I have an unusual application that I wanting some advice on to see if a drone may be feasible. We have a remote business here that relies on internet through an antenna powered by two small 60W solar panels. It works well, but we are having issues with snow accumulating on the tops of the panels and sitting for days during the winter which is draining the batteries excessively to the point where the link fails. The batteries can survive a day or two without sun, but this snow can sit for well over a week before being melted which is too much for the batteries to handle. 

The antenna is about 1/2 mile away up on a ridge about 300-400 feet higher than the buildings here. There is no vehicle access up there and its difficult if not dangerous to head up there with any chance of ice since there are precarious ledges and sheer drop offs in a number of spots. I am wondering if using a drone with a small camping type infrared propane heater would be feasible to clear the snow off the panels.
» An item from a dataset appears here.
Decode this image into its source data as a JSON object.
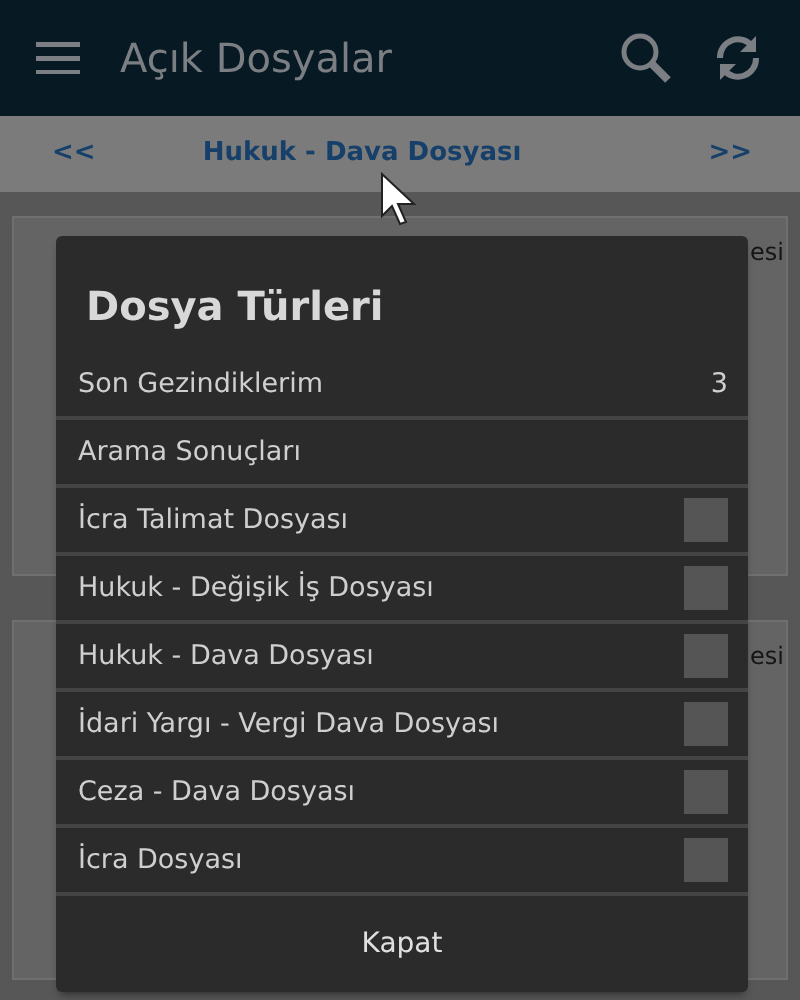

I know IR heaters are often used to melt snow, but I am not so sure how easy this would be for a drone. It would have to hold position well within a 2 cubic foot box. Its all line of sight from our property and every property I have to cross is leased or owned by me.  

I have some past experience with gas RC helicopters in college and could fly them well, but that was a long time ago. Otherwise, I have little experience with drones, though I find them fascinating. 

I guess the 2 questions are first if you all think this is feasible and / or recommended. Secondly if feasible, we would have a budget of about $1200 or so. Is this remotely possible for that kind of money? I might be able to justify more just for the fact that this sounds like a cool way to clear off solar panels, but when it comes down to it, anything much more expensive and we could probably upgrade the batteries for a couple thousand and fix this problem another way. 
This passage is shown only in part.